Il Brasile resta in orbita fino al 2012
L'Agenzia spaziale brasiliana (Aeb) ha annunciato il proseguimento della missione "CoRoT" (Convection, rotation and planetary transits), nella quale il Brasile è affiancato dalla Francia, con l'ausilio tecnico di altri sei paesi tra cui l'Italia. Il satellite omonimo, lanciato il 27 dicembre 2006 dal cosmodromo di Baïkonur in Kazakistan, avrebbe dovuto cessare le proprie attività in questi giorni. Le stesse continueranno invece sino alla fine del 2012.

Il satelllite CoRoT
CoRoT sta registrando curve di luce, misurando cioè la potenza di sorgenti luminose provenienti da un migliaio di stelle. Il suo contributo nel fornire informazioni sulla variabilità siderale e nella ricerca di nuovi pianeti si sta dimostrando prezioso. Nel corso di tre anni di ricerche, grazie a risorse tecnologiche innovative, il satellite franco-brasiliano ha scoperto diversi corpi celesti extra-solari (tra cui un pianeta simile alla Terra, battezzato "CoRoT-7B") e rilevato numerosi fenomeni stellari come vibrazioni e stellemoti, con una precisione mai prima d'ora raggiunta. L'elaborazione dei dati raccolti è a cura di scienziati di tutti i paesi promotori. Oltre che da Francia e Brasile, il pool è composto da Italia, Germania, Olanda, Belgio, Spagna e Austria. Esaurita la sua funzione, l'attuale veicolo orbitante verrà sostituito da una versione più grande e più moderna, chiamata "Planto".

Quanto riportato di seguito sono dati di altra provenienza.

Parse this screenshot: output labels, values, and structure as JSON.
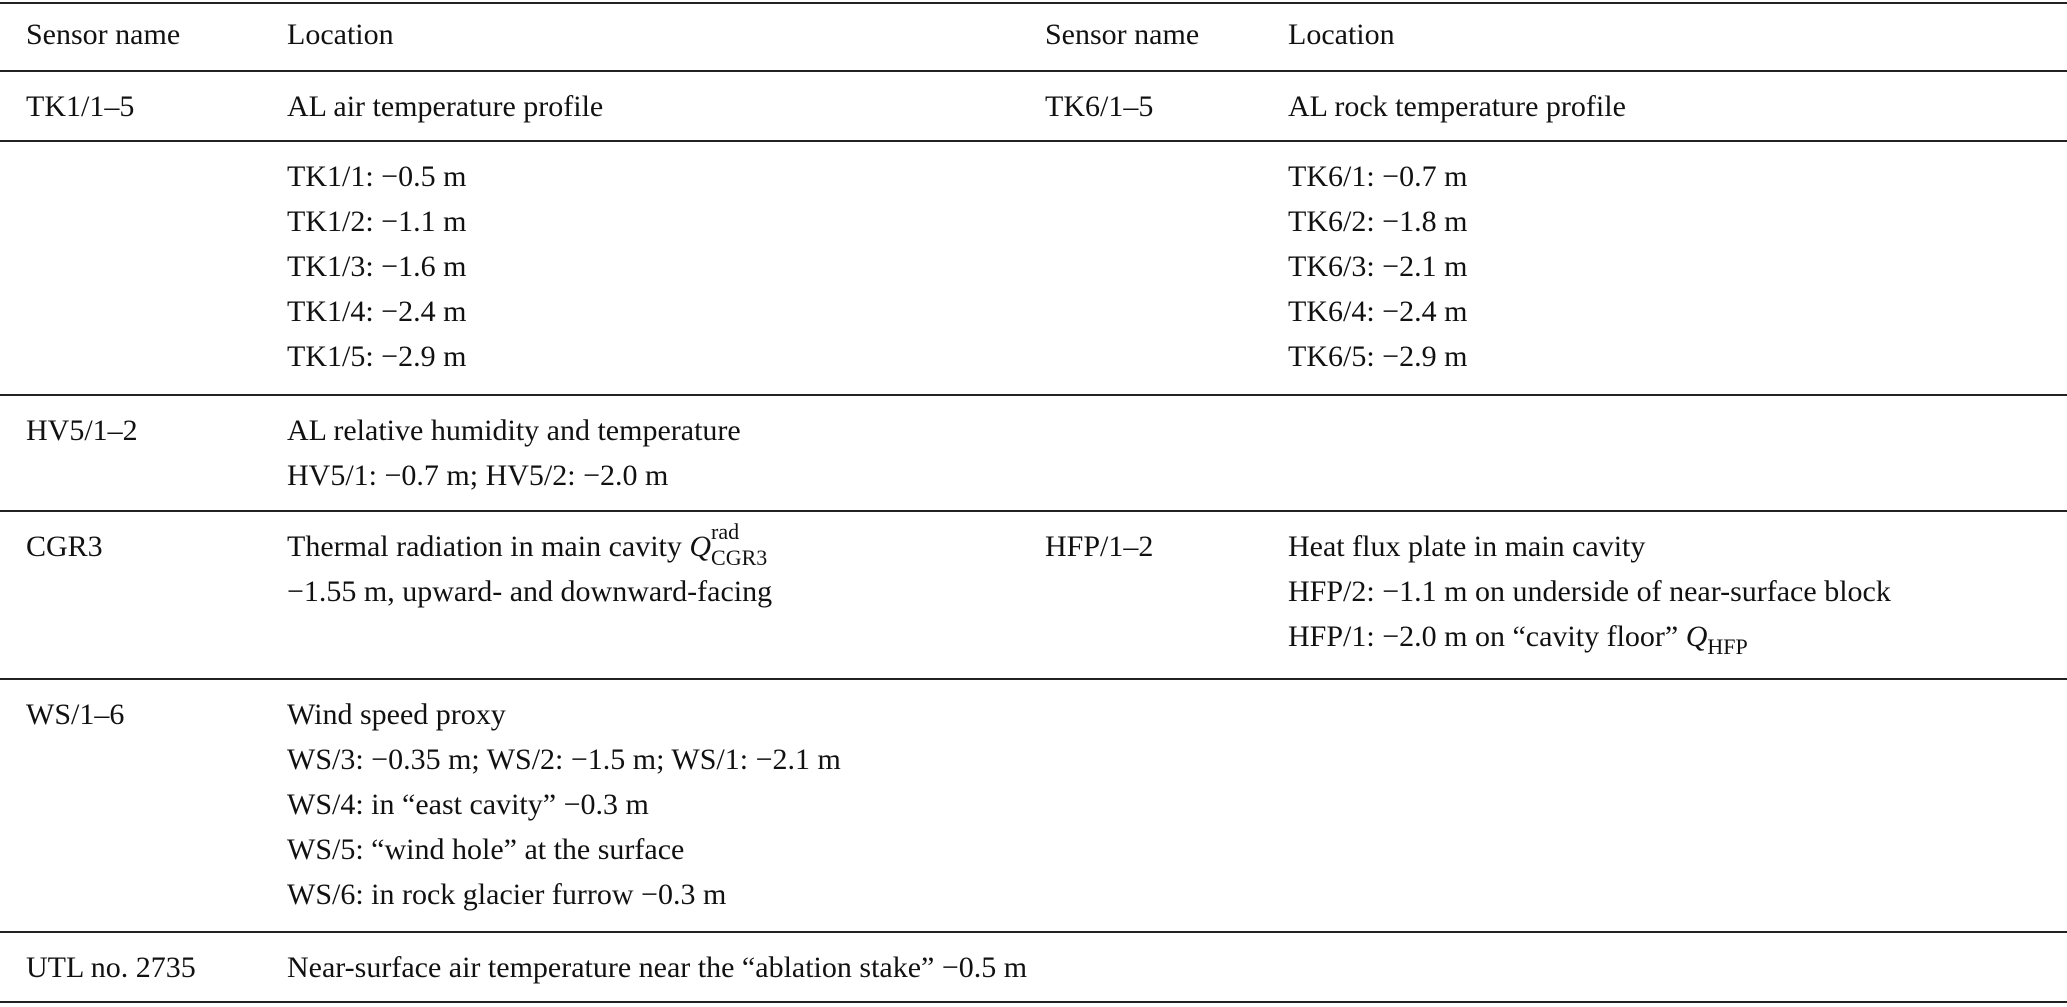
{
  "table": {
    "headers": [
      "Sensor name",
      "Location",
      "Sensor name",
      "Location"
    ],
    "rows": [
      {
        "cells": [
          [
            {
              "text": "TK1/1–5"
            }
          ],
          [
            {
              "text": "AL air temperature profile"
            }
          ],
          [
            {
              "text": "TK6/1–5"
            }
          ],
          [
            {
              "text": "AL rock temperature profile"
            }
          ]
        ]
      },
      {
        "cells": [
          [],
          [
            {
              "text": "TK1/1: −0.5 m"
            },
            {
              "text": "TK1/2: −1.1 m"
            },
            {
              "text": "TK1/3: −1.6 m"
            },
            {
              "text": "TK1/4: −2.4 m"
            },
            {
              "text": "TK1/5: −2.9 m"
            }
          ],
          [],
          [
            {
              "text": "TK6/1: −0.7 m"
            },
            {
              "text": "TK6/2: −1.8 m"
            },
            {
              "text": "TK6/3: −2.1 m"
            },
            {
              "text": "TK6/4: −2.4 m"
            },
            {
              "text": "TK6/5: −2.9 m"
            }
          ]
        ]
      },
      {
        "cells": [
          [
            {
              "text": "HV5/1–2"
            }
          ],
          [
            {
              "text": "AL relative humidity and temperature"
            },
            {
              "text": "HV5/1: −0.7 m; HV5/2: −2.0 m"
            }
          ],
          [],
          []
        ]
      },
      {
        "cells": [
          [
            {
              "text": "CGR3"
            }
          ],
          [
            {
              "text": "Thermal radiation in main cavity ",
              "symbol": "Q",
              "sup": "rad",
              "sub": "CGR3"
            },
            {
              "text": "−1.55 m, upward- and downward-facing"
            }
          ],
          [
            {
              "text": "HFP/1–2"
            }
          ],
          [
            {
              "text": "Heat flux plate in main cavity"
            },
            {
              "text": "HFP/2: −1.1 m on underside of near-surface block"
            },
            {
              "text": "HFP/1: −2.0 m on “cavity floor” ",
              "symbol": "Q",
              "sub": "HFP"
            }
          ]
        ]
      },
      {
        "cells": [
          [
            {
              "text": "WS/1–6"
            }
          ],
          [
            {
              "text": "Wind speed proxy"
            },
            {
              "text": "WS/3: −0.35 m; WS/2: −1.5 m; WS/1: −2.1 m"
            },
            {
              "text": "WS/4: in “east cavity” −0.3 m"
            },
            {
              "text": "WS/5: “wind hole” at the surface"
            },
            {
              "text": "WS/6: in rock glacier furrow −0.3 m"
            }
          ],
          [],
          []
        ]
      },
      {
        "cells": [
          [
            {
              "text": "UTL no. 2735"
            }
          ],
          [
            {
              "text": "Near-surface air temperature near the “ablation stake” −0.5 m"
            }
          ],
          [],
          []
        ]
      }
    ]
  }
}
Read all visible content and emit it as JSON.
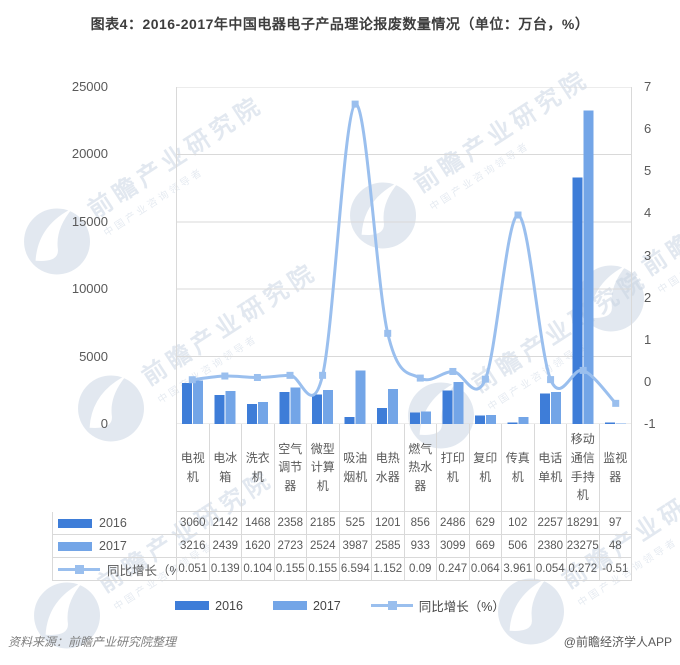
{
  "title": "图表4：2016-2017年中国电器电子产品理论报废数量情况（单位：万台，%）",
  "chart_data": {
    "type": "bar+line",
    "title": "图表4：2016-2017年中国电器电子产品理论报废数量情况（单位：万台，%）",
    "categories": [
      "电视机",
      "电冰箱",
      "洗衣机",
      "空气调节器",
      "微型计算机",
      "吸油烟机",
      "电热水器",
      "燃气热水器",
      "打印机",
      "复印机",
      "传真机",
      "电话单机",
      "移动通信手持机",
      "监视器"
    ],
    "series": [
      {
        "name": "2016",
        "type": "bar",
        "color": "#3e7dd8",
        "values": [
          3060,
          2142,
          1468,
          2358,
          2185,
          525,
          1201,
          856,
          2486,
          629,
          102,
          2257,
          18291,
          97
        ]
      },
      {
        "name": "2017",
        "type": "bar",
        "color": "#73a5e7",
        "values": [
          3216,
          2439,
          1620,
          2723,
          2524,
          3987,
          2585,
          933,
          3099,
          669,
          506,
          2380,
          23275,
          48
        ]
      },
      {
        "name": "同比增长（%）",
        "type": "line",
        "color": "#9abfee",
        "values": [
          0.051,
          0.139,
          0.104,
          0.155,
          0.155,
          6.594,
          1.152,
          0.09,
          0.247,
          0.064,
          3.961,
          0.054,
          0.272,
          -0.51
        ]
      }
    ],
    "left_axis": {
      "min": 0,
      "max": 25000,
      "ticks": [
        0,
        5000,
        10000,
        15000,
        20000,
        25000
      ]
    },
    "right_axis": {
      "min": -1,
      "max": 7,
      "ticks": [
        -1,
        0,
        1,
        2,
        3,
        4,
        5,
        6,
        7
      ]
    },
    "grid": true,
    "legend_position": "bottom",
    "data_table": {
      "rows": [
        {
          "label": "2016",
          "display": [
            "3060",
            "2142",
            "1468",
            "2358",
            "2185",
            "525",
            "1201",
            "856",
            "2486",
            "629",
            "102",
            "2257",
            "18291",
            "97"
          ]
        },
        {
          "label": "2017",
          "display": [
            "3216",
            "2439",
            "1620",
            "2723",
            "2524",
            "3987",
            "2585",
            "933",
            "3099",
            "669",
            "506",
            "2380",
            "23275",
            "48"
          ]
        },
        {
          "label": "同比增长（%）",
          "display": [
            "0.051",
            "0.139",
            "0.104",
            "0.155",
            "0.155",
            "6.594",
            "1.152",
            "0.09",
            "0.247",
            "0.064",
            "3.961",
            "0.054",
            "0.272",
            "-0.51"
          ]
        }
      ]
    }
  },
  "legend": {
    "items": [
      {
        "label": "2016"
      },
      {
        "label": "2017"
      },
      {
        "label": "同比增长（%）"
      }
    ]
  },
  "watermark": {
    "text": "前瞻产业研究院",
    "subtext": "中国产业咨询领导者"
  },
  "footer": {
    "source": "资料来源：前瞻产业研究院整理",
    "credit": "@前瞻经济学人APP"
  },
  "colors": {
    "grid": "#d9d9d9",
    "axis_text": "#595959",
    "title_text": "#3d3d3d"
  }
}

I software che comandano CoRoT sono stati interamente sviluppati in Brasile. Secondo lo scienziato paulista Eduardo Janot Pacheco, presidente del comitato "CoRoT Brasil", il satellite «ha aperto una nuova via alle esplorazioni spaziali. Per quanto riguarda noi brasiliani, sono finiti i tempi in cui dovevamo limitarci a osserare da lontano le grandi scoperte. Oggi ne siamo protagonisti e possiamo avere accesso totale alle informazioni».